Further while considering the useful life of the asset, the useful life specified in Part C of the Schedule is for whole of the asset and where cost of a part of the asset is only significant to total cost of the asset and useful life of that part is different from the useful life of the remaining asset, the useful life of that significant part shall be determined separately and proportionately
From the date this Schedule comes into effect, the carrying amount of the asset as on that date—
- (a) shall be depreciated over the remaining useful life of the asset as per this Schedule;
- (b) after retaining the residual value, shall be recognised in the opening balance of retained earnings where the remaining useful life of an asset is NIL.
The Companies Act 2013 has been implemented in India from the financial year 2014-15. This transitional stage for companies from the old Companies Act 1956 to the new Companies Act 2013 has posed many challenges. One of such challenges is posed by Schedule II of the Companies Act, 2013 which is based on the concept of ‘useful life’ for the purpose of computation of depreciation.
The change in the method of providing depreciation from fixed percentage as per Schedule-XIV of Companies Act 1956 to useful life as per Schedule-II of Companies Act, 2013 requires changes in the accounting policy of the company. For change in the accounting policy, the provisions contained in Accounting Standards-5 “Net Profit or Loss for the Period, Prior Period Items and Changes in Accounting Policies” as well as AS-6 “Depreciation Accounting” both are required to be taken into consideration. It is however observed that, the provisions contained in Schedule-II of Companies Act, 2013 and the provisions contained in AS-6 are violating each other.

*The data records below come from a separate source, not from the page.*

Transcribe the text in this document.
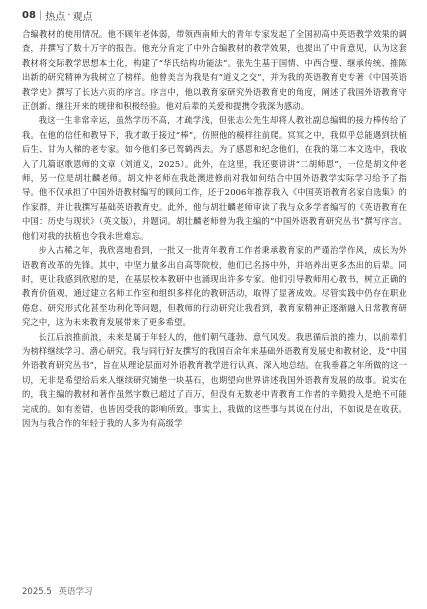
08 | 热点 · 观点

合编教材的使用情况。他不顾年老体弱，带领西南师大的青年专家发起了全国初高中英语教学效果的调查，并撰写了数十万字的报告。他充分肯定了中外合编教材的教学效果，也提出了中肯意见，认为这套教材将交际教学思想本土化，构建了“华氏结构功能法”。张先生基于国情、中西合璧、继承传统、推陈出新的研究精神为我树立了榜样。他曾美言为我是有“道义之交”，并为我的英语教育史专著《中国英语教学史》撰写了长达六页的序言。序言中，他以教育家研究外语教育史的角度，阐述了我国外语教育守正创新、继往开来的规律和积极经验。他对后辈的关爱和提携令我深为感动。

我这一生非常幸运，虽然学历不高，才疏学浅，但张志公先生却将人教社副总编辑的接力棒传给了我。在他的信任和教导下，我才敢于接过“棒”，仿照他的模样往前爬。冥冥之中，我似乎总能遇到扶植后生、甘为人梯的老专家。如今他们多已驾鹤西去。为了感恩和纪念他们，在我的第二本文选中，我收入了几篇讴歌恩师的文章（刘道义，2025）。此外，在这里，我还要讲讲“二胡师恩”，一位是胡文仲老师，另一位是胡壮麟老师。胡文仲老师在我赴澳进修前对我如何结合中国外语教学实际学习给予了指导。他不仅承担了中国外语教材编写的顾问工作，还于2006年推荐我入《中国英语教育名家自选集》的作家群，并让我撰写基础英语教育史。此外，他与胡壮麟老师审读了我与众多学者编写的《英语教育在中国：历史与现状》（英文版），并题词。胡壮麟老师曾为我主编的“中国外语教育研究丛书”撰写序言。他们对我的扶植也令我永世难忘。

步入古稀之年，我欣喜地看到，一批又一批青年教育工作者秉承教育家的严谨治学作风，成长为外语教育改革的先锋。其中，中坚力量多出自高等院校，他们已名扬中外，并培养出更多杰出的后辈。同时，更让我感到欣慰的是，在基层校本教研中也涌现出许多专家。他们引导教师用心教书，树立正确的教育价值观，通过建立名师工作室和组织多样化的教研活动，取得了显著成效。尽管实践中仍存在职业倦怠、研究形式化甚至功利化等问题，但教师的行动研究让我看到，教育家精神正逐渐融入日常教育研究之中，这为未来教育发展带来了更多希望。

长江后浪推前浪，未来是属于年轻人的，他们朝气蓬勃、意气风发。我思循后浪的推力，以前辈们为榜样继续学习、潜心研究。我与同行好友撰写的我国百余年来基础外语教育发展史和教材论，及“中国外语教育研究丛书”，旨在从理论层面对外语教育教学进行认真、深入地总结。在我垂暮之年所做的这一切，无非是希望给后来人继续研究铺垫一块基石，也期望向世界讲述我国外语教育发展的故事。说实在的，我主编的教材和著作虽然字数已超过了百万，但没有无数老中青教育工作者的辛勤投入是绝不可能完成的。如有差错，也皆因受我的影响所致。事实上，我做的这些事与其说在付出，不如说是在收获。因为与我合作的年轻于我的人多为有高级学

2025.5 英语学习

Earlier as per Companies Act, 1956, depreciation on fixed asset has been calculated as per the percentage provided in Schedule-XIV of Companies Act,1956 and as far as Accounting of depreciation is concerned the provision contained in Accounting Standards-6: “Depreciation Accounting” is required to be followed. Such questions and other challenges in the implementation of the new Act will be settled when the new accounting standards will be introduced in line with these new provisions.